As ameaças levaram à inclusão do nome de Ione na lista de ameaçados da CPT. Ela foi incluída no programa de proteção aos defensores de direitos humanos, mas reclama que precisaria se mudar para um dos abrigos do programa. Preferiu ficar em casa e buscou forças no candomblé. Ela diz que a polícia nunca concluiu a investigação do caso.
- Este ano não recebi mais ameaças. Não vou parar de brigar para salvar o meu território, para minha comunidade ter onde morar. Prefiro morrer fazendo justiça do que morrer na mão de alguém fazendo injustiça.
Procurada para esclarecer o projeto imobiliário, a prefeitura de BH não retornou.

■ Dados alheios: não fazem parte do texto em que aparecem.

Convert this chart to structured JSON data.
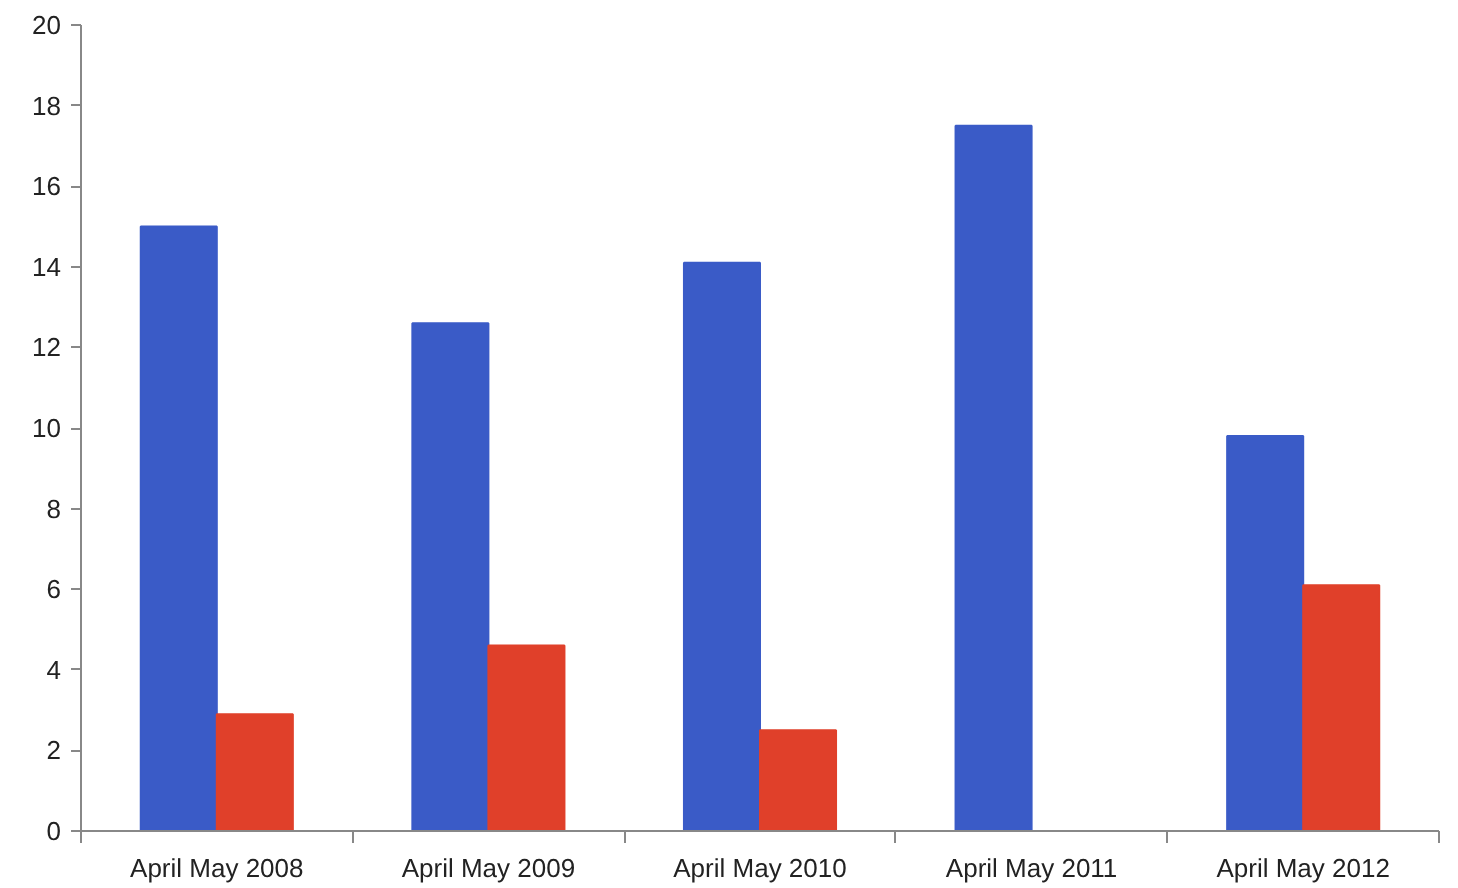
{
  "chart_data": {
    "type": "bar",
    "categories": [
      "April May 2008",
      "April May 2009",
      "April May 2010",
      "April May 2011",
      "April May 2012"
    ],
    "series": [
      {
        "color": "#3a5bc7",
        "values": [
          15,
          12.6,
          14.1,
          17.5,
          9.8
        ]
      },
      {
        "color": "#e0402a",
        "values": [
          2.9,
          4.6,
          2.5,
          null,
          6.1
        ]
      }
    ],
    "ylim": [
      0,
      20
    ],
    "yticks": [
      0,
      2,
      4,
      6,
      8,
      10,
      12,
      14,
      16,
      18,
      20
    ],
    "grid": false
  }
}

'É preciso enfrentar a impunidade'

Evandro Éboli

MARIA DO ROSÁRIO
A ministra dos Direitos Humanos diz que para reduzir a impunidade é preciso agilizar e melhorar os inquéritos policiais. O governo quer localizar nomes da lista da CPT.

Como avalia a situação de violência?
MARIA DO ROSÁRIO: As mortes no campo são um fenômeno gravíssimo, uma brutal violação dos direitos humanos. Queremos reverter isso com a presença efetiva do Estado e apoiar iniciativas estaduais. Há compreensão firme do governo que é preciso enfrentar a impunidade. Isso significa agilizar inquéritos policiais e processos e fazer com que sejam bem instruídos, para que exista responsabilização. Levantamento de ouvidorias dos Direitos Humanos e Agrária aponta grande número de casos não investigados.
A CPT entregou uma lista de ameaçados.
ROSÁRIO: Foi a primeira vez que, como governo, tomamos iniciativa de buscar movimentos e trazer essas informações. Agora, não é possível existir essa lista dessa forma, sem que fossem analisados dados das pessoas ameaçadas. O que recebemos da CPT foram dados gerais, de dez anos para cá. Não tem endereço, informações gerais.
O que será feito a partir da lista?
ROSÁRIO: Estamos fazendo o cruzamento de dados, a situação de cada um, casos recorrentes, denúncias mais efetivas. Nenhuma dessas pessoas tinha pedido inclusão em programa de proteção do governo federal. Estamos invertendo, indo atrás. O ingresso no programa é por solicitação das pessoas. Reunimos técnicos capacitados para identificar as situações.
Como se dá a identificação dos reais ameaçados?
ROSÁRIO: Com os governos estaduais, estamos identificando as pessoas em situação iminente de risco. Se há ameaça de fato de morte, há a possibilidade, ainda que provisoriamente, de ser oferecido que a pessoa deixe o local de atuação, uma medida excepcional. O trabalho ostensivo para enfrentar grupos criminosos, como roubo de madeira e grilagem de terra, vai diminuir as ameaças.
A sra. afirmou que a proteção 24 horas não é a única medida de proteção.
ROSÁRIO: Realmente não trabalhamos exclusivamente com um programa com escolta 24 horas por dia, nove policiais por pessoa para cada um dos ameaçados. Seria um contingente maior que o da Polícia Civil do Rio e do Pará também. Seriam 15 mil policiais para 1.850.